- Born: Amy Louise Namowitz August 13, 1946 (age 80) New York City, New York, U.S.
- Education: Smith College, University of Iowa
- Occupations: Printmaker, engraver, curator, art historian, author
- Spouse: Thomas Fletcher Worthen (m. 1968–2018; death)

= Amy Namowitz Worthen =

American printmaker, historian (born 1946)

Amy Namowitz Worthen (née Amy Louise Namowitz; born 1946) is an American printmaker, engraver, curator, art historian of prints and author. She is the Curator of Prints and Drawings, Emerita at the Des Moines Art Center.

== Biography ==
She was born Amy Louise Namowitz on August 13, 1946, in New York City. Worthen studied at the High School of Music and Art (which is now part of the Fiorello H. LaGuardia High School). Worthen attended Smith College and received a B.A. degree in 1967, studying under Leonard Baskin. She earned an M.A. degree in 1968 at the University of Iowa, studying under Mauricio Lasansky. Additionally she studied lettering-engraving for silversmiths at Sir John Cass College (now London Guildhall University), from 1986 to 1987.

Her engravings are often architectural.

In 1968, she married art historian and Drake University professor, Thomas Fletcher Worthen (1944–2018). Together they lived part time in Venice, Italy where they restored an apartment in a historic palazzo. She has also spent considerable time in England, France, Japan, Istanbul, and India. She was the first chair of the Iowa-Veneto Sister State Committee, established in 1997.

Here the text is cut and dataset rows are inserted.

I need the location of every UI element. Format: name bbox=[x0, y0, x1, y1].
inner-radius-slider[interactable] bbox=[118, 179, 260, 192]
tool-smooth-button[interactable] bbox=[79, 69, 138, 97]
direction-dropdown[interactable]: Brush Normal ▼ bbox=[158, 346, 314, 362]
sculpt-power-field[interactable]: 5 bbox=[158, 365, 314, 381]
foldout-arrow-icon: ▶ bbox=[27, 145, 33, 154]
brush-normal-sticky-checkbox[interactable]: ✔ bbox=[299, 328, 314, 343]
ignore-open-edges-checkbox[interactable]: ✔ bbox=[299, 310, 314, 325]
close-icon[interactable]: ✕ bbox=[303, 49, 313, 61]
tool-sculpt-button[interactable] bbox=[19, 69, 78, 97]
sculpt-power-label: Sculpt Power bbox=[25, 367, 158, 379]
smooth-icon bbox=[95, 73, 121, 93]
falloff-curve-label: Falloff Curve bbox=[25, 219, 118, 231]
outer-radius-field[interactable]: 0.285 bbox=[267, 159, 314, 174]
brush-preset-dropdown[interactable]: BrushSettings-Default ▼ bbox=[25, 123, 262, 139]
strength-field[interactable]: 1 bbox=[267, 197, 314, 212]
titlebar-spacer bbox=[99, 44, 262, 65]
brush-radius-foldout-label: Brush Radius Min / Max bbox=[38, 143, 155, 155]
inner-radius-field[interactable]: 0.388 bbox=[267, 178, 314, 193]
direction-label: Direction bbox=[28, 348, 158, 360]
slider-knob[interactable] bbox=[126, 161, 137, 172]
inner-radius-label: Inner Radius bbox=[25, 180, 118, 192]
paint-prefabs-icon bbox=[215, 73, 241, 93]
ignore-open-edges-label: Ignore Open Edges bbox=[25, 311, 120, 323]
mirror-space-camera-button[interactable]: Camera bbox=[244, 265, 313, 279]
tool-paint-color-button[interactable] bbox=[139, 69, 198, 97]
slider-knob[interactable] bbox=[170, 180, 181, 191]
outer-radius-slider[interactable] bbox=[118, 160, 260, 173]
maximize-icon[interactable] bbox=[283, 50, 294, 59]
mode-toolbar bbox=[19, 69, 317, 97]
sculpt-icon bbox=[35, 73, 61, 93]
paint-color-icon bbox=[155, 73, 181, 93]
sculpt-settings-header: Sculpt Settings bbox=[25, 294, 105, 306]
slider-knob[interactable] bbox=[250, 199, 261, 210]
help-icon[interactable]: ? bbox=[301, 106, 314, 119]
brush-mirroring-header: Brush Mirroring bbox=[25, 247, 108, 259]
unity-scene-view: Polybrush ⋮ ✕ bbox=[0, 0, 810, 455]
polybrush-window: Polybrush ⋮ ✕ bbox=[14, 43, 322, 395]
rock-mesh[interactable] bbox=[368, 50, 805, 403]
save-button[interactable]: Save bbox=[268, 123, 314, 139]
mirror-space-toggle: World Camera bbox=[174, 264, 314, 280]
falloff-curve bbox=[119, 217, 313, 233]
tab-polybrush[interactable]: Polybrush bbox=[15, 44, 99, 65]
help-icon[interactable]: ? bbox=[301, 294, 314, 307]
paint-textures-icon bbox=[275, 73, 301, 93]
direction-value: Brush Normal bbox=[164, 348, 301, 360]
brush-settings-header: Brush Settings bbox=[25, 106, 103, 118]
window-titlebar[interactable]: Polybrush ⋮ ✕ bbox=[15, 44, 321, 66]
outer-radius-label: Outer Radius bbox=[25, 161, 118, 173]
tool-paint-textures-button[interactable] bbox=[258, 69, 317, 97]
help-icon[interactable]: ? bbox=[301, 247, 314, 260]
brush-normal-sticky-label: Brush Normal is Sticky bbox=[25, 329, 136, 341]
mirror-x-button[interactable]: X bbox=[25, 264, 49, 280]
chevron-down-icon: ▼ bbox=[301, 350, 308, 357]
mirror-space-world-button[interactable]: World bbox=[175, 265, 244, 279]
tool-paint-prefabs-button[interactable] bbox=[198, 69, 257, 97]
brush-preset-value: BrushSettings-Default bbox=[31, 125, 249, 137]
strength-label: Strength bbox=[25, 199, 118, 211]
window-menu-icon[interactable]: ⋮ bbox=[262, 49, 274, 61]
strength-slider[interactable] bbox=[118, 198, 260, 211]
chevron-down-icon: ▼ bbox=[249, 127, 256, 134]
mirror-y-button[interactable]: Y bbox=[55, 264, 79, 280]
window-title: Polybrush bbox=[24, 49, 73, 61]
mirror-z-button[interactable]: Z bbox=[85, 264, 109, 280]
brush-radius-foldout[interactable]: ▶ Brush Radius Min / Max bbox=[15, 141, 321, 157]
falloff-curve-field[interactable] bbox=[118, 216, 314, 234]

Her prints are included in the permanent collections of the: Smithsonian American Art Museum; the Museum of Fine Arts, Boston; the Cleveland Museum of Art; Iowa State University, Ames; the Van Every Smith Galleries at Davidson College, North Carolina; Grinnell College Museum of Art, Iowa; the Metropolitan Museum of Art; the University of Iowa Stanley Museum of Art; and Harvard University.